1:1 mapping between motion and latent space assumed for in-painting?

Hi,
Great codebase and extensive results. I was wondering that for your in-painting experiment, since your masked generation works at the latent space of vqvae, how do you ensure that for example, for in-painting [118-150] frames of a given sequence will correspond to certain specific tokens in the latent space?

momask-codes/edit_t2m.py

Line 131 in 500ffe6

_start = int(_start*seq_len)

Thank you for clarification.

Hi, thank you for your interest.

Firstly, I suppose you notice that the correspondence is actually 4 frames to 1 token. Therefore, the in-painting section (e.g., [118-115]) would be rounded by 4.

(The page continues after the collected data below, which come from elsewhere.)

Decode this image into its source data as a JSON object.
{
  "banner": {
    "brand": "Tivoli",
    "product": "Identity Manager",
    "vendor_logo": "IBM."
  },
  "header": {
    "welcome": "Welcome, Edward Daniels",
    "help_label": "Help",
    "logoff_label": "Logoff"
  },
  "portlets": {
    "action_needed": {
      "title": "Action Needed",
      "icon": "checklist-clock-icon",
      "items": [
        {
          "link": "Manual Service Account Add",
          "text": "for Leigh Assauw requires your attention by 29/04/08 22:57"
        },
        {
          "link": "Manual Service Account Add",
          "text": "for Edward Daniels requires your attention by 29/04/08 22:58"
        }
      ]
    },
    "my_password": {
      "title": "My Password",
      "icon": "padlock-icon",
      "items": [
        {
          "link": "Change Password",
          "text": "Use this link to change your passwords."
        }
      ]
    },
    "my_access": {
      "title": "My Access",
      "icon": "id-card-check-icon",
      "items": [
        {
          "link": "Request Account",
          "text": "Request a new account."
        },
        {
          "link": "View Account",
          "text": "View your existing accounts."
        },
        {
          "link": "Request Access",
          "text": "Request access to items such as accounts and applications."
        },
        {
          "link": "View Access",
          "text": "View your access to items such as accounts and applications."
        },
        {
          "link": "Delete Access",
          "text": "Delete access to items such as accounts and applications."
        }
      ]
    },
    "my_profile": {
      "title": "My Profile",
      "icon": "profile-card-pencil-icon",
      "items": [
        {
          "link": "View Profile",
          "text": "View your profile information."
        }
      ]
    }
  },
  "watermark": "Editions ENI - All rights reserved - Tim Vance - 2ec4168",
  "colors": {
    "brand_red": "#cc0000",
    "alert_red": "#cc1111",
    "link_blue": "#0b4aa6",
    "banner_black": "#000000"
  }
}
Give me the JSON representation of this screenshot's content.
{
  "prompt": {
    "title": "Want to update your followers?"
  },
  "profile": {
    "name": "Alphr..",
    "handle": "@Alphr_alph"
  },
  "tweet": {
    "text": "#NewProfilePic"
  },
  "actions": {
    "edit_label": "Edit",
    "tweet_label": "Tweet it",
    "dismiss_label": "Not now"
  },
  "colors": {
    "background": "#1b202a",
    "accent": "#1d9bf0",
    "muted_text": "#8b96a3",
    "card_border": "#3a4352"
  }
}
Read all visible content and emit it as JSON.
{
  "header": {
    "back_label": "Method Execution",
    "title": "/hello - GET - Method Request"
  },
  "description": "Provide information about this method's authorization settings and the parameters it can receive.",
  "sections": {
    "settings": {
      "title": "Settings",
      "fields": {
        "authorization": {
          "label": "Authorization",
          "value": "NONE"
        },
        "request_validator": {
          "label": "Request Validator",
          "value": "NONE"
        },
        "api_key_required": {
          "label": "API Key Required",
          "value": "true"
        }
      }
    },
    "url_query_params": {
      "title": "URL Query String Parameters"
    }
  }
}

Secondly, for the latent-motion correspondence, we construct our VQ-VAE with a shallow 1D convolutional network. The convolutional network inherently preserves the structure of the data (i.e., sequence), and the shallow network further provides a relatively small perception field. So, while we can't assert that 1 token precisely maps to a specific 4-frame motion clip, it should contain dominant information from the temporally corresponding 4-frame motion clip. Masking this token will then erase the 4-frame motion clip for in-painting.

Hope my answer solve your question.

Okay I understood along the same lines. Much clearer now. Thanks!